TRT Şeş’in yayına başlamasından sonra Kürt sanatçılar tarafından yapılan “Kürtçe TV’yi samimiyet ve inandırıcılıktan uzak gördükleri” ve “bu projenin içinde olmayacakları” açıklaması da, soruna tek yönlü bakmanın zaafiyetini üzerinde taşımaktadır. Hemen hepsi devlet tarafından yasaklı bulunan bu sanatçılar, hep birlikte Kürtçe TV’de çalışmak istediklerini açıklayıp bu yönde bir başvuru yapsaydı, acaba ne olurdu? Bu tutum, devleti zora düşürerek, bu “açılım”ın sınırlarının açığa çıkartılmasına hizmet etmez miydi?
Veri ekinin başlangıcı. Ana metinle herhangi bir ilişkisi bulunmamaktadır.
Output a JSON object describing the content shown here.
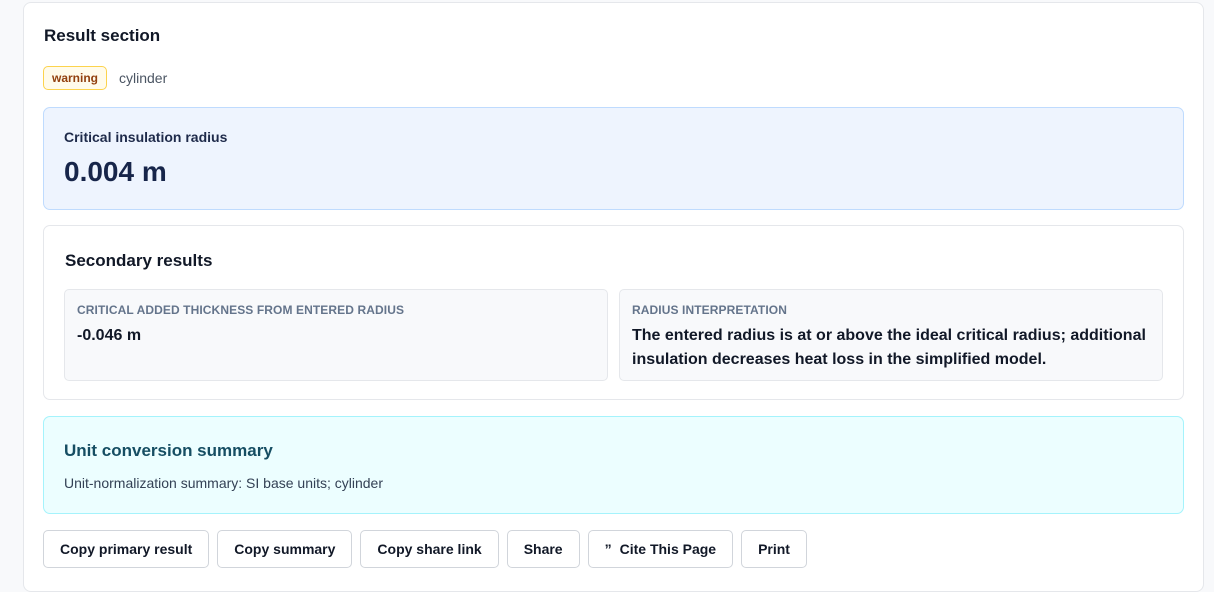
{
  "result": {
    "title": "Result section",
    "badge": "warning",
    "geometry": "cylinder",
    "primary_label": "Critical insulation radius",
    "primary_value": "0.004 m"
  },
  "secondary": {
    "title": "Secondary results",
    "items": [
      {
        "label": "CRITICAL ADDED THICKNESS FROM ENTERED RADIUS",
        "value": "-0.046 m"
      },
      {
        "label": "RADIUS INTERPRETATION",
        "value": "The entered radius is at or above the ideal critical radius; additional insulation decreases heat loss in the simplified model."
      }
    ]
  },
  "units": {
    "title": "Unit conversion summary",
    "text": "Unit-normalization summary: SI base units; cylinder"
  },
  "actions": {
    "copy_primary": "Copy primary result",
    "copy_summary": "Copy summary",
    "copy_link": "Copy share link",
    "share": "Share",
    "cite": "Cite This Page",
    "cite_icon": "quote-icon",
    "print": "Print"
  },
  "colors": {
    "warning_bg": "#fffbeb",
    "warning_border": "#fcd34d",
    "primary_bg": "#eef4fe",
    "units_bg": "#ecfeff"
  }
}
Burada söylenenlerden, TRT Şeş’in “Kürtçeyi siyasetin cenderesinden kurtaracağı” değerlendirmesini yaparak, gericiliğe yamanmaya çalışan Muhsin Kızılkaya gibilerinin olumlandığı sonucu çıkarılamayacağı açıktır. Burada belirtilmek istenen, kaba protestocu yaklaşımlarla egemenlerin çok yönlü manevralarının boşa çıkartılmasının olanaklı olmadığıdır.

Sonuç olarak, demokrasi cephesinde yer alan güçler, egemenlerin Kürt sorunu ve demokratikleşme bakımından derinleşen açmaz ve çelişkilerini, bu sorunların halk güçlerinin çıkarları temelinde çözümü yönünde ilerletme yeteneğini gösterme sorumluluğu ile karşı karşıyadır. Bu temelde, başta Kürtçe eğitim ve siyaset yapma hakkı olmak üzere; Kürt dili ve kültürü önündeki engellerin kaldırılması yönünde anayasal düzenlemelerin yapılması, Kürtlerin bir halk olarak varlığının tanınması ve Kürt sorununun eşit haklar temelinde çözümü yönünde adım atılması gibi talepler, öncelikli olarak sahiplenip geliştirilmesi ve egemenler tarafından “açılım” yapmak adına sergilenen tutumlardaki çelişkiler üzerinden geliştirilmesi gereken talepler olarak durmaktadır. Çatı partisinin kurulması ve yerel seçimlerde ortak adaylar etrafında birleşme yönünde atılan adımlar, mücadeleyi ilerletme konusunda umutları büyüten; bu güç ve yeteneğin geliştirildiği oranda, işbirlikçi ülke egemenlerinin gerici hesaplarının boşa çıkartılması olanaklarını arttıran bir sürecin de önünü açacaktır.